Alone With the Cat
Dazed and Confused, Gramercy Pictures, 1993
From N+1:
Born in 1972 (or, as the back cover of his new book of poems puts it, “during the Nixon administration”), Michael Robbins experienced, growing up, a tremendous run of good luck. It didn’t have much to do with his immediate environment. A child of parents who divorced when he was 5, Robbins spent his youth alternating between households in small-town Colorado and a depleted suburb of Wichita, Kansas. He was a reader and a social misfit in a religious, parochial culture ill-inclined to tolerate either. As the poet himself acknowledges in interviews, America during the ’70s and ’80s was a bad place and time to grow up: in Kansas, Colorado, and elsewhere, cultural conservatives, empowered by a political realignment that Nixon pioneered and Reagan perfected, busied themselves reintroducing a sanctimonious and oppressive tone to public discourse. Labor flatlined, stifled by its own bureaucracy and squeezed between management in the Global North and unorganized workers in the Global South. The fantasies of supply-side economics began to distort public policy; financial institutions began to shake off regulations.
But if the America of the later cold war was something of a hot mess politically and economically, even the most jaundiced observer of the era would have to concede that, culturally, it possessed at least one vital element. Popular music thrived, and more than thrived. Robbins and his generation’s good fortune was to grow up during its golden age. Hard rock, soft rock, funk, new wave, soul, blues, country, house, punk, indie (then known as college) rock, R&B, disco, various metals, pop as such, still-nascent hip-hop—now-classic artists and albums emerged from so many genres and at such an astonishing pace that it was, and still is, more or less impossible to keep track of the entire torrent. The music-industrial complex could stake a claim to being the most flexible, utopian, responsive, and excellent institution in America; if the youth of the period, depicted memorably in Linklater’s Dazed and Confused, were heading nowhere, at least they were going fast, with some degree of gusto, windows down and backed up by a howling soundtrack.
That the number of omnivorous music nerds relative to the general population increases in periods of political malaise—it’s easy to suspect, but hard to prove.

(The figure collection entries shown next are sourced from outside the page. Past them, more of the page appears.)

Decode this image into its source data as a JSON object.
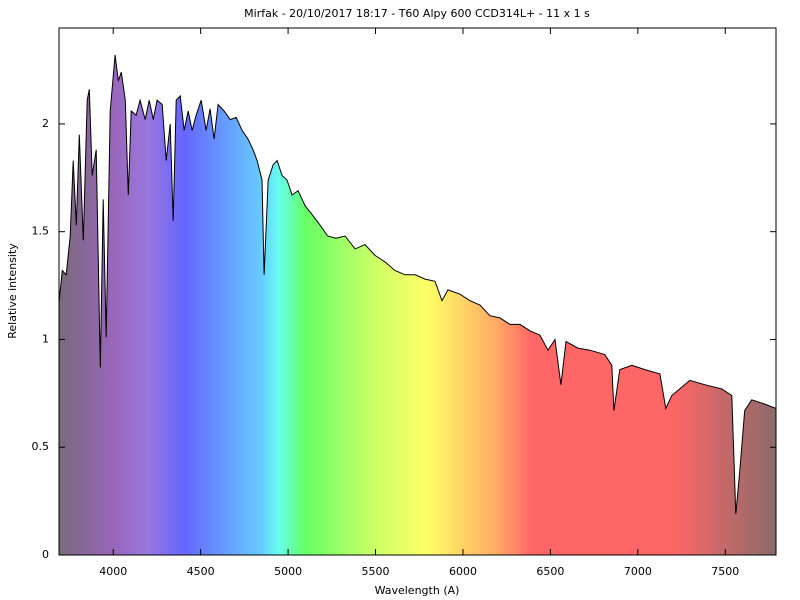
{
  "chart_data": {
    "type": "area",
    "title": "Mirfak - 20/10/2017 18:17 - T60 Alpy 600 CCD314L+ - 11 x 1 s",
    "x_label": "Wavelength (A)",
    "y_label": "Relative intensity",
    "color": "#000000",
    "x": [
      3691,
      3709,
      3731,
      3754,
      3771,
      3789,
      3806,
      3829,
      3851,
      3863,
      3880,
      3903,
      3926,
      3943,
      3960,
      3983,
      4011,
      4029,
      4046,
      4069,
      4086,
      4103,
      4131,
      4154,
      4183,
      4206,
      4229,
      4251,
      4280,
      4303,
      4326,
      4343,
      4360,
      4383,
      4406,
      4429,
      4451,
      4474,
      4503,
      4531,
      4554,
      4577,
      4600,
      4634,
      4669,
      4703,
      4737,
      4771,
      4800,
      4823,
      4851,
      4863,
      4886,
      4914,
      4937,
      4966,
      4994,
      5023,
      5057,
      5097,
      5137,
      5183,
      5226,
      5274,
      5326,
      5383,
      5440,
      5497,
      5554,
      5611,
      5669,
      5726,
      5783,
      5840,
      5880,
      5914,
      5983,
      6040,
      6097,
      6154,
      6211,
      6269,
      6326,
      6383,
      6440,
      6486,
      6526,
      6560,
      6589,
      6657,
      6726,
      6811,
      6851,
      6863,
      6897,
      6966,
      7040,
      7126,
      7160,
      7194,
      7297,
      7383,
      7480,
      7537,
      7560,
      7583,
      7611,
      7651,
      7726,
      7789
    ],
    "values": [
      1.18,
      1.32,
      1.3,
      1.48,
      1.83,
      1.53,
      1.95,
      1.46,
      2.11,
      2.16,
      1.76,
      1.88,
      0.87,
      1.65,
      1.01,
      2.06,
      2.32,
      2.2,
      2.24,
      2.11,
      1.67,
      2.06,
      2.04,
      2.11,
      2.02,
      2.11,
      2.02,
      2.11,
      2.09,
      1.83,
      2.0,
      1.55,
      2.11,
      2.13,
      1.97,
      2.06,
      1.97,
      2.04,
      2.11,
      1.97,
      2.07,
      1.93,
      2.09,
      2.06,
      2.02,
      2.03,
      1.97,
      1.93,
      1.88,
      1.83,
      1.74,
      1.3,
      1.74,
      1.81,
      1.83,
      1.76,
      1.74,
      1.67,
      1.69,
      1.62,
      1.58,
      1.53,
      1.48,
      1.47,
      1.48,
      1.42,
      1.44,
      1.39,
      1.36,
      1.32,
      1.3,
      1.3,
      1.28,
      1.27,
      1.18,
      1.23,
      1.21,
      1.18,
      1.16,
      1.11,
      1.1,
      1.07,
      1.07,
      1.04,
      1.02,
      0.95,
      1.0,
      0.79,
      0.99,
      0.96,
      0.95,
      0.93,
      0.88,
      0.67,
      0.86,
      0.88,
      0.86,
      0.84,
      0.68,
      0.74,
      0.81,
      0.79,
      0.77,
      0.74,
      0.19,
      0.39,
      0.67,
      0.72,
      0.7,
      0.68
    ],
    "xlim": [
      3690,
      7790
    ],
    "ylim": [
      0,
      2.445
    ],
    "xticks": [
      4000,
      4500,
      5000,
      5500,
      6000,
      6500,
      7000,
      7500
    ],
    "yticks": [
      0,
      0.5,
      1,
      1.5,
      2
    ]
  }
}
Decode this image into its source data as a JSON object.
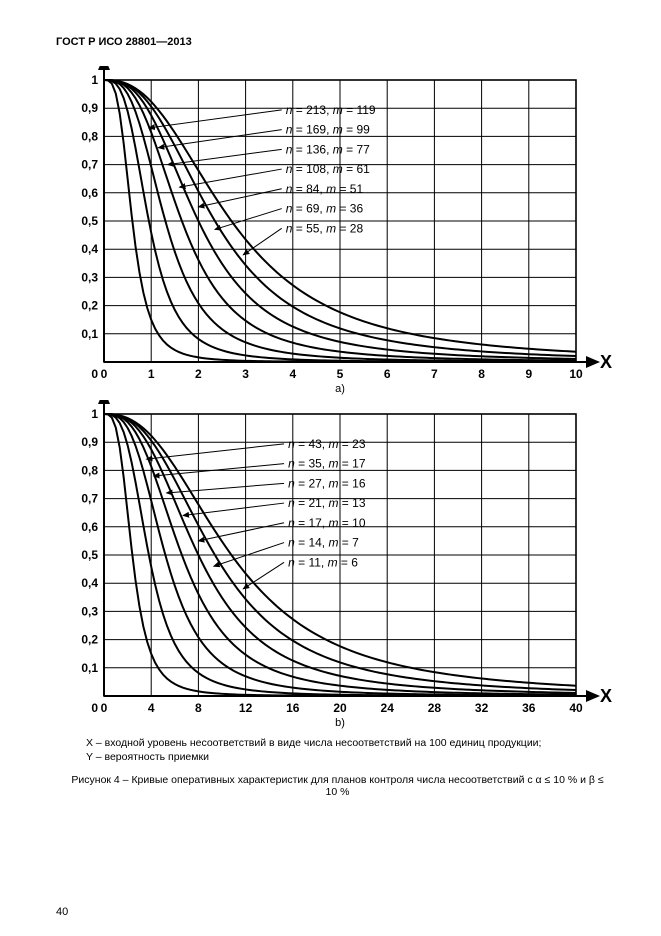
{
  "header": "ГОСТ Р ИСО 28801—2013",
  "page_number": "40",
  "legend": {
    "x": "X – входной уровень несоответствий в виде числа несоответствий на 100 единиц продукции;",
    "y": "Y – вероятность приемки"
  },
  "caption": "Рисунок 4 – Кривые оперативных характеристик для планов контроля числа несоответствий с α ≤ 10 % и β ≤ 10 %",
  "chart_a": {
    "type": "line",
    "sublabel": "a)",
    "xlabel": "X",
    "ylabel": "Y",
    "xlim": [
      0,
      10
    ],
    "ylim": [
      0,
      1
    ],
    "xticks": [
      0,
      1,
      2,
      3,
      4,
      5,
      6,
      7,
      8,
      9,
      10
    ],
    "yticks": [
      0,
      0.1,
      0.2,
      0.3,
      0.4,
      0.5,
      0.6,
      0.7,
      0.8,
      0.9,
      1
    ],
    "ytick_labels": [
      "0",
      "0,1",
      "0,2",
      "0,3",
      "0,4",
      "0,5",
      "0,6",
      "0,7",
      "0,8",
      "0,9",
      "1"
    ],
    "background_color": "#ffffff",
    "grid_color": "#000000",
    "line_color": "#000000",
    "line_width": 2,
    "series": [
      {
        "label": "n = 213, m = 119",
        "n": 213,
        "m": 119,
        "label_x": 3.85,
        "label_y": 0.88,
        "arrow_to_x": 0.95,
        "arrow_to_y": 0.83
      },
      {
        "label": "n = 169, m = 99",
        "n": 169,
        "m": 99,
        "label_x": 3.85,
        "label_y": 0.81,
        "arrow_to_x": 1.15,
        "arrow_to_y": 0.76
      },
      {
        "label": "n = 136, m = 77",
        "n": 136,
        "m": 77,
        "label_x": 3.85,
        "label_y": 0.74,
        "arrow_to_x": 1.35,
        "arrow_to_y": 0.7
      },
      {
        "label": "n = 108, m = 61",
        "n": 108,
        "m": 61,
        "label_x": 3.85,
        "label_y": 0.67,
        "arrow_to_x": 1.6,
        "arrow_to_y": 0.62
      },
      {
        "label": "n = 84, m = 51",
        "n": 84,
        "m": 51,
        "label_x": 3.85,
        "label_y": 0.6,
        "arrow_to_x": 2.0,
        "arrow_to_y": 0.55
      },
      {
        "label": "n = 69, m = 36",
        "n": 69,
        "m": 36,
        "label_x": 3.85,
        "label_y": 0.53,
        "arrow_to_x": 2.35,
        "arrow_to_y": 0.47
      },
      {
        "label": "n = 55, m = 28",
        "n": 55,
        "m": 28,
        "label_x": 3.85,
        "label_y": 0.46,
        "arrow_to_x": 2.95,
        "arrow_to_y": 0.38
      }
    ]
  },
  "chart_b": {
    "type": "line",
    "sublabel": "b)",
    "xlabel": "X",
    "ylabel": "Y",
    "xlim": [
      0,
      40
    ],
    "ylim": [
      0,
      1
    ],
    "xticks": [
      0,
      4,
      8,
      12,
      16,
      20,
      24,
      28,
      32,
      36,
      40
    ],
    "yticks": [
      0,
      0.1,
      0.2,
      0.3,
      0.4,
      0.5,
      0.6,
      0.7,
      0.8,
      0.9,
      1
    ],
    "ytick_labels": [
      "0",
      "0,1",
      "0,2",
      "0,3",
      "0,4",
      "0,5",
      "0,6",
      "0,7",
      "0,8",
      "0,9",
      "1"
    ],
    "background_color": "#ffffff",
    "grid_color": "#000000",
    "line_color": "#000000",
    "line_width": 2,
    "series": [
      {
        "label": "n = 43, m = 23",
        "n": 43,
        "m": 23,
        "label_x": 15.6,
        "label_y": 0.88,
        "arrow_to_x": 3.6,
        "arrow_to_y": 0.84
      },
      {
        "label": "n = 35, m = 17",
        "n": 35,
        "m": 17,
        "label_x": 15.6,
        "label_y": 0.81,
        "arrow_to_x": 4.2,
        "arrow_to_y": 0.78
      },
      {
        "label": "n = 27, m = 16",
        "n": 27,
        "m": 16,
        "label_x": 15.6,
        "label_y": 0.74,
        "arrow_to_x": 5.3,
        "arrow_to_y": 0.72
      },
      {
        "label": "n = 21, m = 13",
        "n": 21,
        "m": 13,
        "label_x": 15.6,
        "label_y": 0.67,
        "arrow_to_x": 6.7,
        "arrow_to_y": 0.64
      },
      {
        "label": "n = 17, m = 10",
        "n": 17,
        "m": 10,
        "label_x": 15.6,
        "label_y": 0.6,
        "arrow_to_x": 8.0,
        "arrow_to_y": 0.55
      },
      {
        "label": "n = 14, m = 7",
        "n": 14,
        "m": 7,
        "label_x": 15.6,
        "label_y": 0.53,
        "arrow_to_x": 9.3,
        "arrow_to_y": 0.46
      },
      {
        "label": "n = 11, m = 6",
        "n": 11,
        "m": 6,
        "label_x": 15.6,
        "label_y": 0.46,
        "arrow_to_x": 11.8,
        "arrow_to_y": 0.38
      }
    ]
  }
}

What’s beyond doubt, though, is that by his twenties Michael Robbins was such a character, and that he was far from alone. But in one way Robbins stood out: he aimed to be a poet, albeit, as he states in an interview, in a tentative, haphazard way. By and large, the poets whom he credits with inspiring him to become one himself—Yeats, Rimbaud, Dylan Thomas, Rilke, Lorca—were impassioned, musical, Romantic, major. But they were also foreign and dead, and nothing in contemporary American poetry resembled them. The poetry scene in the ’90s, when Robbins earned his BA, MFA, and MA, was dominated by a mainstream of tedious self-chroniclers composing in slack, unmusical free verse: the names Robert Pinsky, Robert Hass, and Mary Oliver come to mind, among many others. To the right of these stood the New Formalists, prim and lukewarm fetishists of rhyme and meter who, incapable of stirring interest in their own work, were reduced to advocating for the work of second-tier septuagenarians such as Richard Wilbur and Donald Justice. The loudest voices on the left belonged to a loose syndicate of avant-garde poets known as Language poets. These last were frequently excellent—Harryette Mullen, Lyn Hejinian, Rae Armantrout—but almost always obscure, having convinced themselves that since mainstream poets, the government, and advertisers all used language that was direct and easy to comprehend, their own use of disjointed syntax and meaning comprised an insurrection against capitalist state society.
Nonetheless, for any young poet in the ’90s who believed, as Robbins did, that poetry could be a site for something more than biography, epiphanies, and botany—that poetry could not just sustain, but even amplify, intellectual, political, and ideological content—the experimental poets were pretty much the only game in town. (A college town, of course: since the market for poetry had collapsed as print culture declined and screen culture ascended, poetry could only sustain itself with support from the academy.)